Ethics in collecting data

In data collection, consideration to user’s privacy and data rights is both, trust building and rewarding to users.  Following are the few important aspects – 

  • User trust – User’s trust is a core aspect of  brand building. Technically superior products can quickly lose user’s trust due to cutting corners in security (zoom) or frequent non-dependability with core functionality (apple maps). Most users assume that the products they use works in a privacy preserving way, unless consented. It is imperative to communicate with users how and where their data will be used. Apple seems to be doing a good job in this aspect.    
  • Data donation – Users are exposed to few opportunities for data donation, especially when user response to the output is classified as unexpected. Many products ask permission to upload logs and usage statistics. As a good data collection practice, it’s important to explain how user data donation is going to make the product better in a simple and understandable way. GDPR compliance helps solve many of these issues to a certain extent. 
  • Product reciprocation – Most recommenders  category of ML products asks users to contribute data to make the experience personalized. It is generally a good idea to surface a recommendation, reasoning with user contributed data. This is one of the many ways to bring transparency to users data usage.  

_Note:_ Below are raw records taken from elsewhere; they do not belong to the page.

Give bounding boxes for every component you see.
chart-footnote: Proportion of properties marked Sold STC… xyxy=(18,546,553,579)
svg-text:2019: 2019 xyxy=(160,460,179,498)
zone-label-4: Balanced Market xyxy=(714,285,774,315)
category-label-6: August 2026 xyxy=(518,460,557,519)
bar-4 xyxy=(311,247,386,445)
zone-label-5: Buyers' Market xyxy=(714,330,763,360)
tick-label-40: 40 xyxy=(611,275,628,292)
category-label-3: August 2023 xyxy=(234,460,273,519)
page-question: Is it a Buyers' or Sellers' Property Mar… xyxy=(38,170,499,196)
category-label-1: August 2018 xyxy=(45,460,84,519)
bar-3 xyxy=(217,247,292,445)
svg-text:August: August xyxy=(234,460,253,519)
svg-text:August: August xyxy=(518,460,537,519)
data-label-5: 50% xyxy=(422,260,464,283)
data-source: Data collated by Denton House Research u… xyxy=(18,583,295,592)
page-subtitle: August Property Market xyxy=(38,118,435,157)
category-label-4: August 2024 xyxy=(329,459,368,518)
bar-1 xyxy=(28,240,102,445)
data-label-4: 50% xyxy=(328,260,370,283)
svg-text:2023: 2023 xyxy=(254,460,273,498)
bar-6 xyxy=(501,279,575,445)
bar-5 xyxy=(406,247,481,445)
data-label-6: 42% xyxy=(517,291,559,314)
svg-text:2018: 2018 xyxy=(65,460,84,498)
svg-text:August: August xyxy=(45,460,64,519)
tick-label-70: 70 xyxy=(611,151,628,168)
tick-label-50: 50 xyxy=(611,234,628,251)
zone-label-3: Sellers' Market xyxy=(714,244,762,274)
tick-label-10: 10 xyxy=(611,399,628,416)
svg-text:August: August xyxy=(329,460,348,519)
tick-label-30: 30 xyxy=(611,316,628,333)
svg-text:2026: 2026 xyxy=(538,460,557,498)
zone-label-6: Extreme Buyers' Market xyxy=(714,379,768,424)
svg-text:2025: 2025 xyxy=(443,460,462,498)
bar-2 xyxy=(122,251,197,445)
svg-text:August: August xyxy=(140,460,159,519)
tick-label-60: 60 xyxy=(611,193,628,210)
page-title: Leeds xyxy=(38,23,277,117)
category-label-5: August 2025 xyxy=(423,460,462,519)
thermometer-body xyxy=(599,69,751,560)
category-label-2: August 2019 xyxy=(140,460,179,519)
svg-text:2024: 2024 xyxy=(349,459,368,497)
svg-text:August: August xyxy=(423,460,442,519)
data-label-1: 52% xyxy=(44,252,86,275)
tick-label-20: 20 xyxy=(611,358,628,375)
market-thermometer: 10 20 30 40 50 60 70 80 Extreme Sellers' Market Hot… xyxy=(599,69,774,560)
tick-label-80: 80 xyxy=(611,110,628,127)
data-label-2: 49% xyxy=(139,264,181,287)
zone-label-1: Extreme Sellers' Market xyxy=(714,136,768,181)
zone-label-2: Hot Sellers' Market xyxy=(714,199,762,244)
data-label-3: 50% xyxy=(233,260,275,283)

Bias and variance with data collection-

Human behavior is biased when it results in an erroneous  judgement due to incomplete experience, lack of context or instinctive response. Most behavioral biases carry negative connotations but mostly, avoidable. Human judgement is a big factor in generating training data and quality perception of ML systems, which makes them susceptible for biased output. Couple challenges in this context worth keeping in mind to with data collection  – 

  1. Data – Training data with inappropriate distribution which is not reflective of  the real world will train a biased model. One way to think of bias is how far the model predictions are from the real world. A biased model will fail to represent the irregularities OR patterns in the data accurately or will over index on some than others. For e.g.  a biased image retrieval model will rank an image higher that resembles data densities in data.
  2. Model sensitivity – A good model needs to generalize well beyond its training data. If model predictions are too scattered or the model is too sensitive to noise in data, we have a high variance model. In other words, it’s  over fitting. 

There are a variety of techniques to overcome these problems and this paper covers some of them beautifully. 

Cost of data collection and annotation

Data (collection) cost is a function of  2 factors a) Availability of data (producers) and b) annotation complexity.

Data collection:

  • For e.g. Getting enough data for rare and remote languages is challenging and expensive. 
  • If we employ collection strategy through product experience, fewer initial users will yield less data. This is typical cold start problem 

Annotation complexity and associated costs: There are 2 primary factors in play here are- 

  • Time taken to label one sample (most annotators are paid hourly) 
  • Desired accuracy of annotation – mostly achieved by increasing human consensus.

Researchers and data scientists employ a variety of techniques to optimize cost and accuracy with multiple pilots. A good human interactivity tasks(HIT) design is one of the core skill that not only improves data quality but can also help reduce cost 

Data shelf life considerations-

Accuracy and validity are both vital for data to be used for model training. Not all accurate data is valid. Spatial nature of data in different domains imposes a different big challenge. E.g. stock market behavior data. Conversation topical data is contextual, cultural and trendy. Meta point here is – the world is always changing, human interaction and standards are always evolving. Predicting something from data which is no longer a representation of current reality will yield sub-optimal output. ML features end up being a dead weight in product are by product of lack of continuous learning of some sort. 

I hope this post highlighted some different perspectives to the data collection methodologies.